Pattern Match “return” value

廉价感情. 提交于 2020-01-21 11:03:51

问题


Why is it not possible to chain pattern matching constructs? For instance, the following is legal, if nonsensical,

val a = ADT(5)

val b = a match {
  case ADT(a) if a > 4 => ADT(a * 3)
  case ADT(a) => ADT(a + 1)
} 
b match {
  case ADT(a) if a > 13 => doSomething(a)
  case _ => {}
}

but the following is not:

a match {
  case ADT(a) if a > 4 => ADT(a * 3)
  case ADT(a) => ADT(a + 1)
} match {
  case ADT(a) if a > 13 => doSomething(a)
  case _ => {}
}

I suspect it's because I shouldn't be doing it in the first place, but in principle I don't see why it's not legal.


回答1:


Yes it should work, because (almost) everything in Scala is an expression and every expression can be used as a pattern match.

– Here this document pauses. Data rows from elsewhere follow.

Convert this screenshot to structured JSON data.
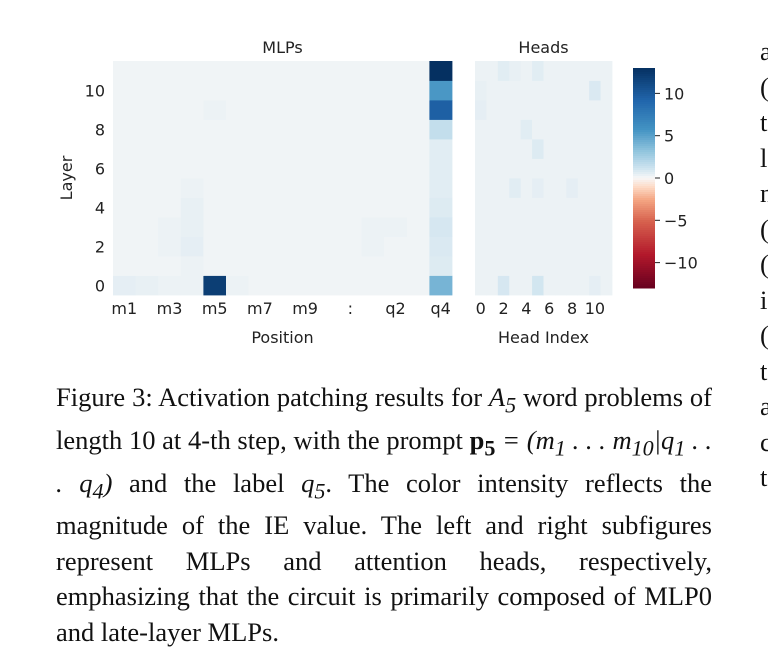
{
  "chart_data": [
    {
      "type": "heatmap",
      "title": "MLPs",
      "xlabel": "Position",
      "ylabel": "Layer",
      "x": [
        "m1",
        "m2",
        "m3",
        "m4",
        "m5",
        "m6",
        "m7",
        "m8",
        "m9",
        "m10",
        ":",
        "q1",
        "q2",
        "q3",
        "q4"
      ],
      "xtick_labels": [
        "m1",
        "m3",
        "m5",
        "m7",
        "m9",
        ":",
        "q2",
        "q4"
      ],
      "y": [
        0,
        1,
        2,
        3,
        4,
        5,
        6,
        7,
        8,
        9,
        10,
        11
      ],
      "ytick_labels": [
        "0",
        "2",
        "4",
        "6",
        "8",
        "10"
      ],
      "values": [
        [
          0.5,
          0.4,
          0.3,
          0.3,
          12,
          0.3,
          0.2,
          0.2,
          0.2,
          0.2,
          0.2,
          0.2,
          0.2,
          0.2,
          4.0
        ],
        [
          0.2,
          0.2,
          0.2,
          0.3,
          0.2,
          0.2,
          0.2,
          0.2,
          0.2,
          0.2,
          0.2,
          0.2,
          0.2,
          0.2,
          0.7
        ],
        [
          0.2,
          0.2,
          0.3,
          0.5,
          0.2,
          0.2,
          0.2,
          0.2,
          0.2,
          0.2,
          0.2,
          0.3,
          0.2,
          0.2,
          0.8
        ],
        [
          0.2,
          0.2,
          0.3,
          0.4,
          0.2,
          0.2,
          0.2,
          0.2,
          0.2,
          0.2,
          0.2,
          0.3,
          0.3,
          0.2,
          0.9
        ],
        [
          0.2,
          0.2,
          0.2,
          0.4,
          0.2,
          0.2,
          0.2,
          0.2,
          0.2,
          0.2,
          0.2,
          0.2,
          0.2,
          0.2,
          0.7
        ],
        [
          0.2,
          0.2,
          0.2,
          0.3,
          0.2,
          0.2,
          0.2,
          0.2,
          0.2,
          0.2,
          0.2,
          0.2,
          0.2,
          0.2,
          0.6
        ],
        [
          0.2,
          0.2,
          0.2,
          0.2,
          0.2,
          0.2,
          0.2,
          0.2,
          0.2,
          0.2,
          0.2,
          0.2,
          0.2,
          0.2,
          0.6
        ],
        [
          0.2,
          0.2,
          0.2,
          0.2,
          0.2,
          0.2,
          0.2,
          0.2,
          0.2,
          0.2,
          0.2,
          0.2,
          0.2,
          0.2,
          0.6
        ],
        [
          0.2,
          0.2,
          0.2,
          0.2,
          0.2,
          0.2,
          0.2,
          0.2,
          0.2,
          0.2,
          0.2,
          0.2,
          0.2,
          0.2,
          1.5
        ],
        [
          0.2,
          0.2,
          0.2,
          0.2,
          0.3,
          0.2,
          0.2,
          0.2,
          0.2,
          0.2,
          0.2,
          0.2,
          0.2,
          0.2,
          9.5
        ],
        [
          0.2,
          0.2,
          0.2,
          0.2,
          0.2,
          0.2,
          0.2,
          0.2,
          0.2,
          0.2,
          0.2,
          0.2,
          0.2,
          0.2,
          5.5
        ],
        [
          0.2,
          0.2,
          0.2,
          0.2,
          0.2,
          0.2,
          0.2,
          0.2,
          0.2,
          0.2,
          0.2,
          0.2,
          0.2,
          0.2,
          13
        ]
      ]
    },
    {
      "type": "heatmap",
      "title": "Heads",
      "xlabel": "Head Index",
      "ylabel": "",
      "x": [
        0,
        1,
        2,
        3,
        4,
        5,
        6,
        7,
        8,
        9,
        10,
        11
      ],
      "xtick_labels": [
        "0",
        "2",
        "4",
        "6",
        "8",
        "10"
      ],
      "y": [
        0,
        1,
        2,
        3,
        4,
        5,
        6,
        7,
        8,
        9,
        10,
        11
      ],
      "values": [
        [
          0.3,
          0.3,
          0.9,
          0.3,
          0.3,
          1.0,
          0.3,
          0.3,
          0.3,
          0.3,
          0.5,
          0.3
        ],
        [
          0.3,
          0.3,
          0.3,
          0.3,
          0.3,
          0.3,
          0.3,
          0.3,
          0.3,
          0.3,
          0.3,
          0.3
        ],
        [
          0.3,
          0.3,
          0.3,
          0.3,
          0.3,
          0.3,
          0.3,
          0.3,
          0.3,
          0.3,
          0.3,
          0.3
        ],
        [
          0.3,
          0.3,
          0.3,
          0.3,
          0.3,
          0.3,
          0.3,
          0.3,
          0.3,
          0.3,
          0.3,
          0.3
        ],
        [
          0.3,
          0.3,
          0.3,
          0.3,
          0.3,
          0.3,
          0.3,
          0.3,
          0.3,
          0.3,
          0.3,
          0.3
        ],
        [
          0.3,
          0.3,
          0.3,
          0.6,
          0.3,
          0.5,
          0.3,
          0.3,
          0.5,
          0.3,
          0.3,
          0.3
        ],
        [
          0.3,
          0.3,
          0.3,
          0.3,
          0.3,
          0.3,
          0.3,
          0.3,
          0.3,
          0.3,
          0.3,
          0.3
        ],
        [
          0.3,
          0.3,
          0.3,
          0.3,
          0.3,
          0.7,
          0.3,
          0.3,
          0.3,
          0.3,
          0.3,
          0.3
        ],
        [
          0.3,
          0.3,
          0.3,
          0.3,
          0.6,
          0.3,
          0.3,
          0.3,
          0.3,
          0.3,
          0.3,
          0.3
        ],
        [
          0.5,
          0.3,
          0.3,
          0.3,
          0.3,
          0.3,
          0.3,
          0.3,
          0.3,
          0.3,
          0.3,
          0.3
        ],
        [
          0.4,
          0.3,
          0.3,
          0.3,
          0.3,
          0.3,
          0.3,
          0.3,
          0.3,
          0.3,
          0.8,
          0.3
        ],
        [
          0.3,
          0.3,
          0.6,
          0.4,
          0.3,
          0.6,
          0.3,
          0.3,
          0.3,
          0.3,
          0.3,
          0.3
        ]
      ]
    }
  ],
  "colorbar": {
    "range": [
      -13,
      13
    ],
    "ticks": [
      10,
      5,
      0,
      -5,
      -10
    ],
    "tick_labels": [
      "10",
      "5",
      "0",
      "−5",
      "−10"
    ],
    "colormap": "RdBu",
    "colors": {
      "low": "#67001f",
      "mid": "#f7f7f7",
      "high": "#053061"
    }
  },
  "caption": {
    "lead": "Figure 3:",
    "text_1": "Activation patching results for",
    "var_A": "A",
    "var_A_sub": "5",
    "text_2": "word problems of length 10 at",
    "step_num": "4",
    "text_3": "-th step, with the prompt",
    "prompt_bold": "p",
    "prompt_sub": "5",
    "prompt_eq": "= (m",
    "m1_sub": "1",
    "dots1": " . . . m",
    "m10_sub": "10",
    "bar": "|q",
    "q1_sub": "1",
    "dots2": " . . . q",
    "q4_sub": "4",
    "close": ")",
    "text_4": "and the label",
    "q_label": "q",
    "q5_sub": "5",
    "text_5": ". The color intensity reflects the magnitude of the IE value. The left and right subfigures represent MLPs and attention heads, respectively, emphasizing that the circuit is primarily composed of MLP0 and late-layer MLPs."
  },
  "right_column_fragments": [
    "a",
    "(",
    "t",
    "l",
    "n",
    "(",
    "(",
    "i",
    "(",
    "t",
    "a",
    "c",
    "t"
  ]
}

In this case the pattern match is an expression, so it can be used by another "chained" pattern match. But the compiler doesn't like it.

Giving the compiler a little hint with parentheses helps:

case class ADT(value: Int)

val a = ADT(5)

(a match {
  case ADT(a) if a > 4 => ADT(a * 3)
  case ADT(a) => ADT(a + 1)
}) match {
  case ADT(a) if a > 13 => println(a)
  case _ => {}
}



回答2:


Your intuition is correct; it's not nonsense—normally you would be able to chain infix operators in such a way, without parentheses (as other users have suggested). Indeed, match used to be implemented as a method—and worked as an infix operator (left-associative by default)—so your alternate syntax would have worked. However, in Scala 2.5, match was made a special language construct instead of a method. Unfortunately, I don't know why that was done, but that is the reason: match is not an infix operator, despite seeming so.